Individualized Education Program (IEP) Involvement: A Study of Communication Attempts, Participant Attendance, and Other IEP Meeting Logistics

Date of Award


Degree Type


Degree Name

Doctor of Education (EdD)


Curriculum, Instruction, and Special Education

First Advisor

April D. Miller

Advisor Department

Curriculum, Instruction, and Special Education


The Individuals with Disabilities Education Act (PL 94-142) and its amendments in 1990 and 1997 (PL 101-476; PL 105-17) have required school systems to recruit and secure the participation of parents, students, general educators, and administrators in the development of individualized education programs (IEPs).
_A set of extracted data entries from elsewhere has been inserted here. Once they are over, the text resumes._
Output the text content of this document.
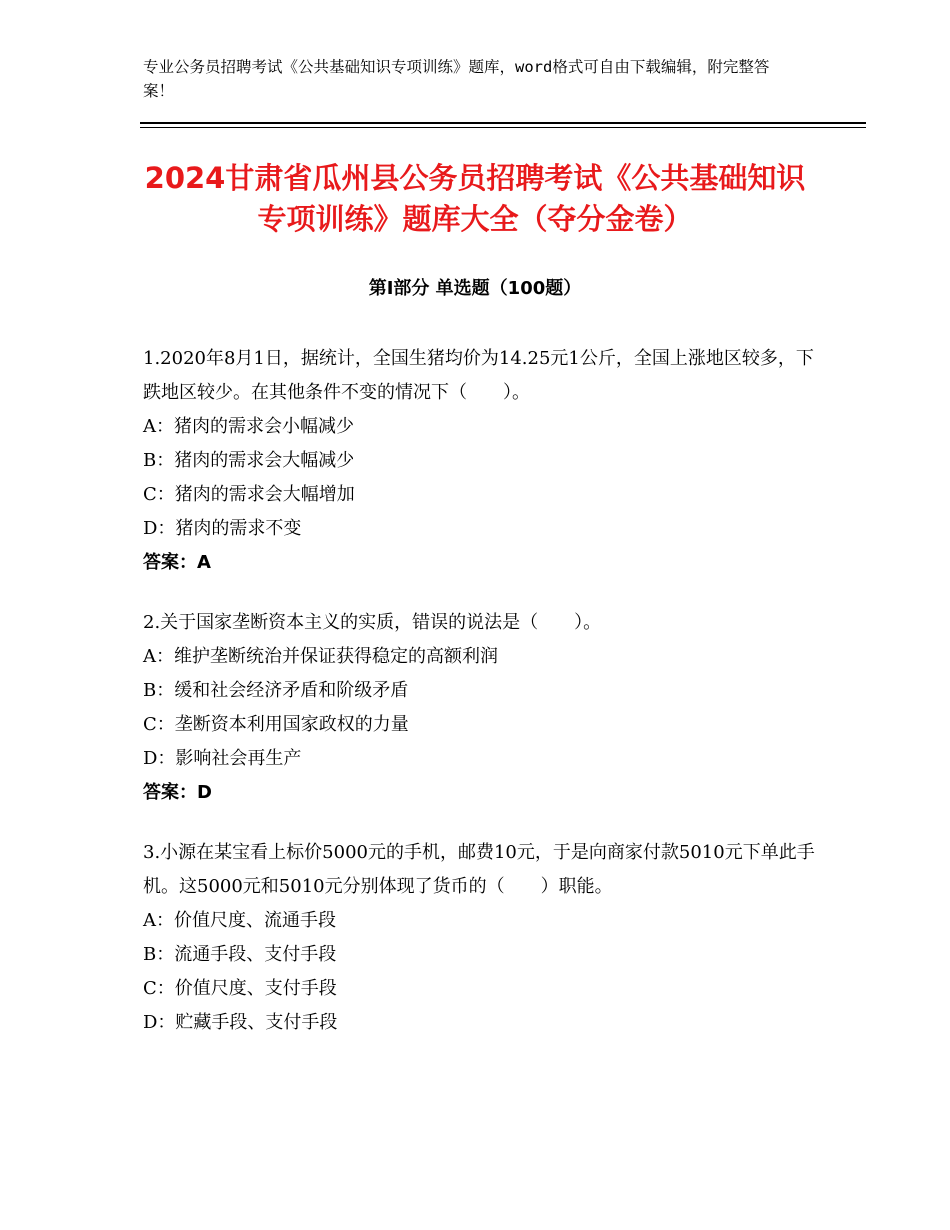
专业公务员招聘考试《公共基础知识专项训练》题库，word格式可自由下载编辑，附完整答案！
2024甘肃省瓜州县公务员招聘考试《公共基础知识专项训练》题库大全（夺分金卷）
第I部分 单选题（100题）
1.2020年8月1日，据统计，全国生猪均价为14.25元1公斤，全国上涨地区较多，下跌地区较少。在其他条件不变的情况下（　　）。
A：猪肉的需求会小幅减少
B：猪肉的需求会大幅减少
C：猪肉的需求会大幅增加
D：猪肉的需求不变
答案：A
2.关于国家垄断资本主义的实质，错误的说法是（　　）。
A：维护垄断统治并保证获得稳定的高额利润
B：缓和社会经济矛盾和阶级矛盾
C：垄断资本利用国家政权的力量
D：影响社会再生产
答案：D
3.小源在某宝看上标价5000元的手机，邮费10元，于是向商家付款5010元下单此手机。这5000元和5010元分别体现了货币的（　　）职能。
A：价值尺度、流通手段
B：流通手段、支付手段
C：价值尺度、支付手段
D：贮藏手段、支付手段
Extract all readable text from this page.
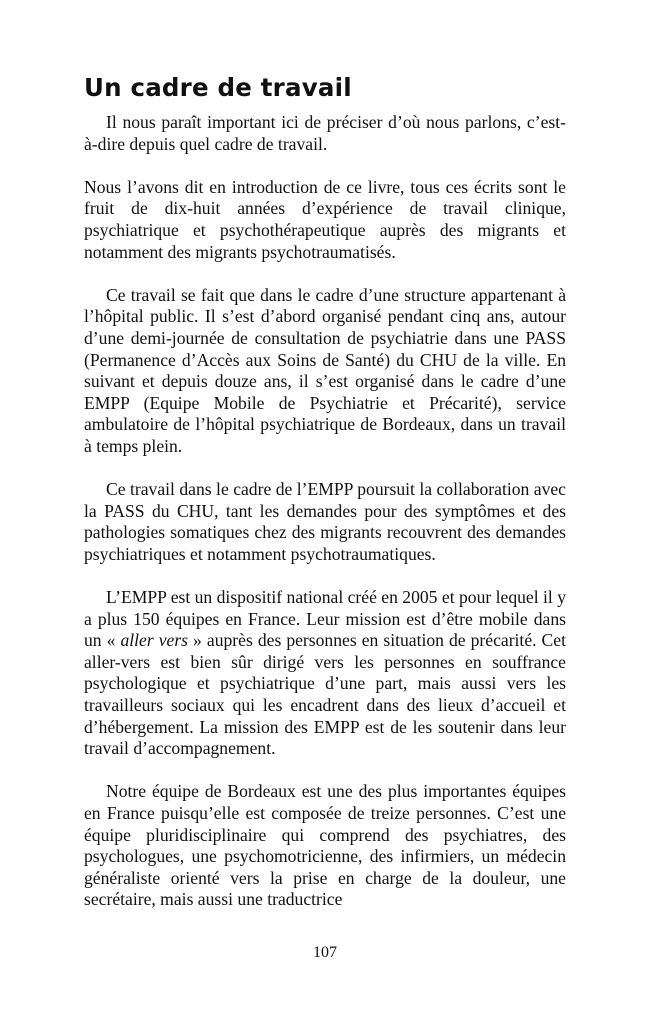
Un cadre de travail

Il nous paraît important ici de préciser d’où nous parlons, c’est-à-dire depuis quel cadre de travail.

Nous l’avons dit en introduction de ce livre, tous ces écrits sont le fruit de dix-huit années d’expérience de travail clinique, psychiatrique et psychothérapeutique auprès des migrants et notamment des migrants psychotraumatisés.

Ce travail se fait que dans le cadre d’une structure appartenant à l’hôpital public. Il s’est d’abord organisé pendant cinq ans, autour d’une demi-journée de consultation de psychiatrie dans une PASS (Permanence d’Accès aux Soins de Santé) du CHU de la ville. En suivant et depuis douze ans, il s’est organisé dans le cadre d’une EMPP (Equipe Mobile de Psychiatrie et Précarité), service ambulatoire de l’hôpital psychiatrique de Bordeaux, dans un travail à temps plein.

Ce travail dans le cadre de l’EMPP poursuit la collaboration avec la PASS du CHU, tant les demandes pour des symptômes et des pathologies somatiques chez des migrants recouvrent des demandes psychiatriques et notamment psychotraumatiques.

L’EMPP est un dispositif national créé en 2005 et pour lequel il y a plus 150 équipes en France. Leur mission est d’être mobile dans un « aller vers » auprès des personnes en situation de précarité. Cet aller-vers est bien sûr dirigé vers les personnes en souffrance psychologique et psychiatrique d’une part, mais aussi vers les travailleurs sociaux qui les encadrent dans des lieux d’accueil et d’hébergement. La mission des EMPP est de les soutenir dans leur travail d’accompagnement.

Notre équipe de Bordeaux est une des plus importantes équipes en France puisqu’elle est composée de treize personnes. C’est une équipe pluridisciplinaire qui comprend des psychiatres, des psychologues, une psychomotricienne, des infirmiers, un médecin généraliste orienté vers la prise en charge de la douleur, une secrétaire, mais aussi une traductrice

107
To collect information about IEP meetings, special educators were asked to respond to a questionnaire upon the close of IEP meeting in the Spring of 1998. The participants reported that they most often used the official notification form (95% of cases) to arrange IEP meeting times with parents, but many times combined the use of that form with telephone calls and teacher notes. Participants attended the IEP meeting and contributed to instructional goals in the following percentage of cases: parents attended (75%), contributed (29.0%); students attended (61.4%), contributed (17.4%); general educators attended (21.0%), contributed (28.6%); administrators attended (37.2%). Most IEP meetings were held at school (82.4%) and had a mean duration of 31.5 minutes. The meetings were most often held during the special educator's unencumbered period (48.5%), but many were also held during classtime and before school in the morning. These findings have important implications for (a) arranging adequate meeting places and times, (b) modifying the notification of potential IEP team participants, and (c) determining the training needs of those participants.